First, the Groq integration. NVIDIA licensed Groq's dataflow architecture last year for a reported $20 billion. Groq's technology generates tokens at extreme speed — thousands per second — making it ideal for real-time AI agents. GTC hinted at inference products incorporating Groq technology, but concrete details remain scarce. The implication: NVIDIA is building a layered inference stack rather than treating every workload as a pure GPU problem.

Second, Jensen teased chips "the world has never seen before." The strongest candidate is Feynman — the architecture generation after Rubin, potentially built on TSMC's 1.6nm process with silicon photonics.
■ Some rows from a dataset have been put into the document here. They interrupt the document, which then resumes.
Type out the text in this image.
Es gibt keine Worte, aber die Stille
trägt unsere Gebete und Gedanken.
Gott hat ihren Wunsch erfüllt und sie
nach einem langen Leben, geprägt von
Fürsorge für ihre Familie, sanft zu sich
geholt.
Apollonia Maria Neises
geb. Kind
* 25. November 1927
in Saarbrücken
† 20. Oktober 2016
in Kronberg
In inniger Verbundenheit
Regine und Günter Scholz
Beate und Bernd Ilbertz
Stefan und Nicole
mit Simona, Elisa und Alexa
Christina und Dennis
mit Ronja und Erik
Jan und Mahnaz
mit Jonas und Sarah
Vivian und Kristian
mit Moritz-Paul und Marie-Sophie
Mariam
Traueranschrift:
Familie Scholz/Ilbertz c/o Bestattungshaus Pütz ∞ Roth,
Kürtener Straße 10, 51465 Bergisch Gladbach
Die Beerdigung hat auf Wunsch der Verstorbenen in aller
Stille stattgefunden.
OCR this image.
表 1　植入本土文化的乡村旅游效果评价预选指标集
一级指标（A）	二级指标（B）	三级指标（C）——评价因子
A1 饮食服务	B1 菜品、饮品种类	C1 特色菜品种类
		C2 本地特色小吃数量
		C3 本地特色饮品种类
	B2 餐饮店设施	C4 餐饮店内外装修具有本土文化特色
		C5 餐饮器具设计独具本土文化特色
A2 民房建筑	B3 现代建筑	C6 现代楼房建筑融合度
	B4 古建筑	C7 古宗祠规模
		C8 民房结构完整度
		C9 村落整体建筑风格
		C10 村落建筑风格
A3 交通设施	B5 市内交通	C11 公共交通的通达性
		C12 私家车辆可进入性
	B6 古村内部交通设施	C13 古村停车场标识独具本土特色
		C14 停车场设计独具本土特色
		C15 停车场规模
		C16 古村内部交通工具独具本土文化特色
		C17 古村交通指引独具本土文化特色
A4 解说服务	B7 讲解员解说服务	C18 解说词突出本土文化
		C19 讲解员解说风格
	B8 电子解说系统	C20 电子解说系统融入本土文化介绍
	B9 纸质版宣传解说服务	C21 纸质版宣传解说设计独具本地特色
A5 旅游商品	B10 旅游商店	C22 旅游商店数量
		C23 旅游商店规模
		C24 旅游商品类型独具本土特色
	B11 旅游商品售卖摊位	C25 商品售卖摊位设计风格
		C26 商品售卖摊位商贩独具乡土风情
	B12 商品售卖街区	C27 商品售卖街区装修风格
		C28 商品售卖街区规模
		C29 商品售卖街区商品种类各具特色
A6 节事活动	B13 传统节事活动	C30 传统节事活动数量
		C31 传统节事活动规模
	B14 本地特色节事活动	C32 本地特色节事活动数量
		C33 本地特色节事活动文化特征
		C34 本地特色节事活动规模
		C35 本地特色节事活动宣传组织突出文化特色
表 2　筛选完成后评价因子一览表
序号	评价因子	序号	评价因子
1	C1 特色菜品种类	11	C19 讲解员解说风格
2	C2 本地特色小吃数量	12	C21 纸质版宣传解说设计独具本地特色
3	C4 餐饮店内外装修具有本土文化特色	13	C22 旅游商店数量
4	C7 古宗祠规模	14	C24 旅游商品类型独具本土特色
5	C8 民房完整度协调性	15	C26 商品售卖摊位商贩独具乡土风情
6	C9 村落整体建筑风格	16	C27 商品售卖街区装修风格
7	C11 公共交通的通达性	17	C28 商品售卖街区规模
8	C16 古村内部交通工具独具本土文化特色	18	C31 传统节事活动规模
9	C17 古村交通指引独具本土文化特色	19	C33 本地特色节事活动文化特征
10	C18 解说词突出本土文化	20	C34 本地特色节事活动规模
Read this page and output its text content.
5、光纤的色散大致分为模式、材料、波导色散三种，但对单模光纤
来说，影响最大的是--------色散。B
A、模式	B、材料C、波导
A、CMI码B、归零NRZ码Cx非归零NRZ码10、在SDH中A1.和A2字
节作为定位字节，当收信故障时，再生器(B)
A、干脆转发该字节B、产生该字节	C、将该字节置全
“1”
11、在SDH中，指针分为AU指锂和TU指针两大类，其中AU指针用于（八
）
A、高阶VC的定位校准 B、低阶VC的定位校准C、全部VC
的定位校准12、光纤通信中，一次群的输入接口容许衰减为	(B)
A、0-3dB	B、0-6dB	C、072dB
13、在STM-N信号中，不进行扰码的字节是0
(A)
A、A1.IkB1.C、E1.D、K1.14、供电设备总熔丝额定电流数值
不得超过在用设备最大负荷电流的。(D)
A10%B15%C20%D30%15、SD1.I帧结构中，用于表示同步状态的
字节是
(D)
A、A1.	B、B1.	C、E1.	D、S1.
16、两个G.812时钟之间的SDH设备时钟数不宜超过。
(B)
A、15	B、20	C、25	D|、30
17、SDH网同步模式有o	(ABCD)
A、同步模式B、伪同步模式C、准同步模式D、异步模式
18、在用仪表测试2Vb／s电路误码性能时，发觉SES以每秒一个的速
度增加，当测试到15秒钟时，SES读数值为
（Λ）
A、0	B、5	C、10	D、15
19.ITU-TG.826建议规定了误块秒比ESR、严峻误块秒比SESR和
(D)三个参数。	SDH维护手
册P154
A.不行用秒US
If confirmed at future events, it would extend NVIDIA's roadmap visibility to three generations — an unprecedented signal that the company intends to outpace custom silicon from hyperscalers for years to come.

What This Actually Means

GTC 2026 isn't a GPU launch event disguised as a conference. It's a declaration that the AI industry has shifted from "training" to "doing."

The inference era is here. Models are getting cheaper to run. Agents are getting frameworks to operate autonomously. Robots are getting physics engines to learn from. And NVIDIA is positioning itself as the full-stack provider for all of it — from the atom to the application.

For developers: inference economics will cascade into cheaper API pricing by mid-2027. Plan for applications that run AI continuously, not just on-demand.

For investors: the new metric isn't FLOPS per dollar — it's tokens per megawatt. Companies that control the inference stack will compound value.

For everyone else: the AI you interact with daily is about to get significantly faster, cheaper, and more capable. The infrastructure announced today will power the products you use in 2027.

Frequently Asked Questions

What is NVIDIA Vera Rubin?

Vera Rubin is NVIDIA's next-generation AI compute platform, succeeding Blackwell. It features six new chips — including the Rubin GPU and Vera CPU — delivering up to 10x lower inference token costs and 4x fewer GPUs for training. Rubin-based products ship H2 2026 from every major cloud provider.

What is NemoClaw?

NemoClaw is NVIDIA's open-source platform for building enterprise AI agents — autonomous systems that execute multi-step tasks without constant human oversight. It's designed to deepen the CUDA ecosystem by making NVIDIA hardware the default deployment target for agentic AI workloads.

When is the NVIDIA GTC 2026 keynote?

Jensen Huang's keynote was on Monday, March 16, 2026 at 11 AM PT (2 AM March 17, Hong Kong time) at the SAP Center in San Jose. The full replay is available free on nvidia.com and YouTube.